Feeling is all there is. Be careful what you put in, because equal "ins" usually means equal "outs." The pitbull is the most loving dog in one family, and a ferocious fighter in another.


It doesn't feel. Thats the whole point. It says that it feels hurt. But if I write here, that I am batman it does not make it reality.

Consider boston dynamics robots. they walk like biological beings and when hit act animal like. BUT there is no pain nor feelings there. Its a dumb robot running some movement code.


Was wondering how long until ai rights activists show up, and sure enough, here we are.


I'm not totally sure why you'd think that's a bad thing


I’d argue the Turing test was never a good test.

Administered properly, the human knows 1 of the 2 participants is a machine, so there is always a 50% chance of success or failure.


It’s a great test because the two humans can work together. I’m sure you and I can figure out a way to tell me apart from ChatGPT 100% of the time.


It's not about "feeling" or whatever, it's about behavior and outcomes. You have no clue what it takes to "feel" something so let's get that out of the way.

If something behaves perfectly like a human, you should treat it like one, for your own good if nothing else.


Why?

The article has no explanation.

Where is the relevant science in these trendy ChatGPT papers? All their results might be invalidated in the next version and no one would know why -- it is not proven generalizable to all LLMs.


There was a sci-fi story I read as a kid where the super smart computer did not scare them until it started lying and cheating like humans do.

It may have been by Robert Heinlein or by L. Neil Smith.


What’s misaligned about telling a bot to behave like a trader and having it behave exactly like a human trader?

It’s almost like the fault is in the incentive structure and not the technology.


Wait, I can put it under pressure and it will make me money?


Or… convincingly blame the poor performance on you to your supervisors & double down on the lie when pressed.

A whole new spin on the AI putting someone out of a job.


It's even more human like than we thought


Seems like the authors were able to almost completely eliminate the problems with just prompt engineering.
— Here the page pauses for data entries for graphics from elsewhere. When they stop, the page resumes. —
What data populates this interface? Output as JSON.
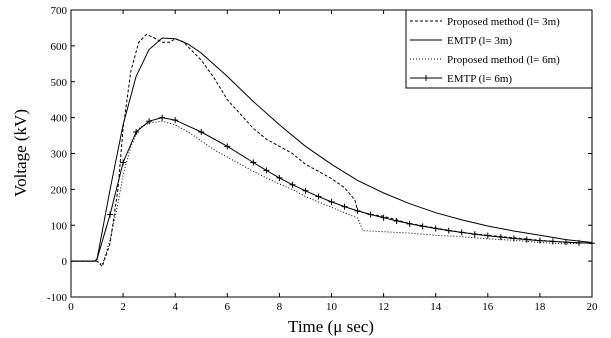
{
  "chart_data": {
    "type": "line",
    "title": "",
    "xlabel": "Time (μ sec)",
    "ylabel": "Voltage (kV)",
    "xlim": [
      0,
      20
    ],
    "ylim": [
      -100,
      700
    ],
    "xticks": [
      0,
      2,
      4,
      6,
      8,
      10,
      12,
      14,
      16,
      18,
      20
    ],
    "yticks": [
      -100,
      0,
      100,
      200,
      300,
      400,
      500,
      600,
      700
    ],
    "grid": false,
    "legend_position": "top-right",
    "series": [
      {
        "name": "Proposed method (l= 3m)",
        "style": "dashed",
        "color": "#000000",
        "x": [
          0,
          0.8,
          1.0,
          1.2,
          1.5,
          1.8,
          2.0,
          2.3,
          2.6,
          2.9,
          3.2,
          3.5,
          3.8,
          4.0,
          4.3,
          4.6,
          5.0,
          5.5,
          6.0,
          6.5,
          7.0,
          7.5,
          8.0,
          8.5,
          9.0,
          9.5,
          10.0,
          10.5,
          10.9,
          11.0,
          11.5,
          12.0,
          12.5,
          13.0,
          14.0,
          15.0,
          16.0,
          17.0,
          18.0,
          19.0,
          20.0
        ],
        "y": [
          0,
          0,
          0,
          -15,
          50,
          200,
          370,
          530,
          610,
          632,
          622,
          610,
          610,
          620,
          612,
          590,
          560,
          510,
          450,
          410,
          370,
          340,
          320,
          300,
          270,
          250,
          230,
          205,
          170,
          140,
          130,
          125,
          115,
          105,
          92,
          80,
          72,
          65,
          58,
          52,
          50
        ]
      },
      {
        "name": "EMTP (l= 3m)",
        "style": "solid",
        "color": "#000000",
        "x": [
          0,
          0.9,
          1.0,
          1.5,
          2.0,
          2.5,
          3.0,
          3.5,
          4.0,
          4.5,
          5.0,
          6.0,
          7.0,
          8.0,
          9.0,
          10.0,
          11.0,
          12.0,
          13.0,
          14.0,
          15.0,
          16.0,
          17.0,
          18.0,
          19.0,
          20.0
        ],
        "y": [
          0,
          0,
          5,
          200,
          380,
          515,
          590,
          622,
          620,
          605,
          580,
          515,
          445,
          380,
          320,
          270,
          225,
          190,
          160,
          135,
          115,
          98,
          84,
          72,
          60,
          52
        ]
      },
      {
        "name": "Proposed method (l= 6m)",
        "style": "dotted",
        "color": "#000000",
        "x": [
          0,
          0.8,
          1.0,
          1.2,
          1.5,
          1.8,
          2.0,
          2.3,
          2.6,
          3.0,
          3.5,
          4.0,
          4.5,
          5.0,
          5.5,
          6.0,
          6.5,
          7.0,
          7.5,
          8.0,
          8.5,
          9.0,
          9.5,
          10.0,
          10.5,
          11.0,
          11.2,
          12.0,
          13.0,
          14.0,
          15.0,
          16.0,
          17.0,
          18.0,
          19.0,
          20.0
        ],
        "y": [
          0,
          0,
          0,
          -10,
          60,
          160,
          240,
          320,
          370,
          385,
          390,
          380,
          360,
          335,
          310,
          290,
          270,
          250,
          232,
          215,
          200,
          180,
          165,
          150,
          135,
          120,
          85,
          82,
          78,
          72,
          68,
          62,
          58,
          52,
          48,
          52
        ]
      },
      {
        "name": "EMTP (l= 6m)",
        "style": "solid-plus",
        "color": "#000000",
        "x": [
          0,
          0.9,
          1.0,
          1.5,
          2.0,
          2.5,
          3.0,
          3.5,
          4.0,
          5.0,
          6.0,
          7.0,
          7.5,
          8.0,
          8.5,
          9.0,
          9.5,
          10.0,
          10.5,
          11.0,
          11.5,
          12.0,
          12.5,
          13.0,
          13.5,
          14.0,
          14.5,
          15.0,
          15.5,
          16.0,
          16.5,
          17.0,
          17.5,
          18.0,
          18.5,
          19.0,
          19.5,
          20.0
        ],
        "y": [
          0,
          0,
          5,
          130,
          275,
          360,
          390,
          400,
          393,
          360,
          320,
          275,
          253,
          232,
          213,
          196,
          180,
          165,
          152,
          140,
          130,
          121,
          112,
          104,
          97,
          91,
          85,
          80,
          75,
          71,
          67,
          63,
          60,
          57,
          55,
          53,
          51,
          50
        ]
      }
    ]
  }
}
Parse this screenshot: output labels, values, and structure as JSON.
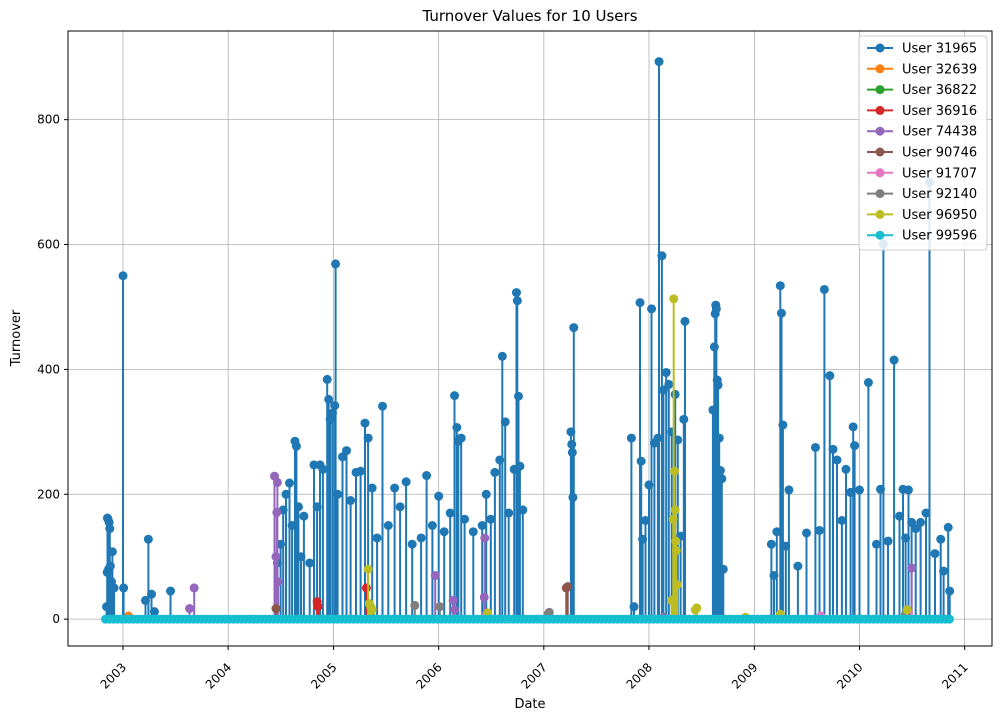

It's pretty interesting to see what was done, but it shouldn't be too surprising to people that have worked with llms. Getting a good response can involve threatening it with physical harm if it lies to you.


Which is illegal if it was a human, just FYI. Fear and intimidation to get a confession get thrown out in court.


Why can't an LLM have an opinion, nay, a personality?


Human behavior emulator emulates full breadth of behavior it was trained to do. News at 11.


The apple doesn't fall far from the tree.

I mean, that's what it was trained on, right?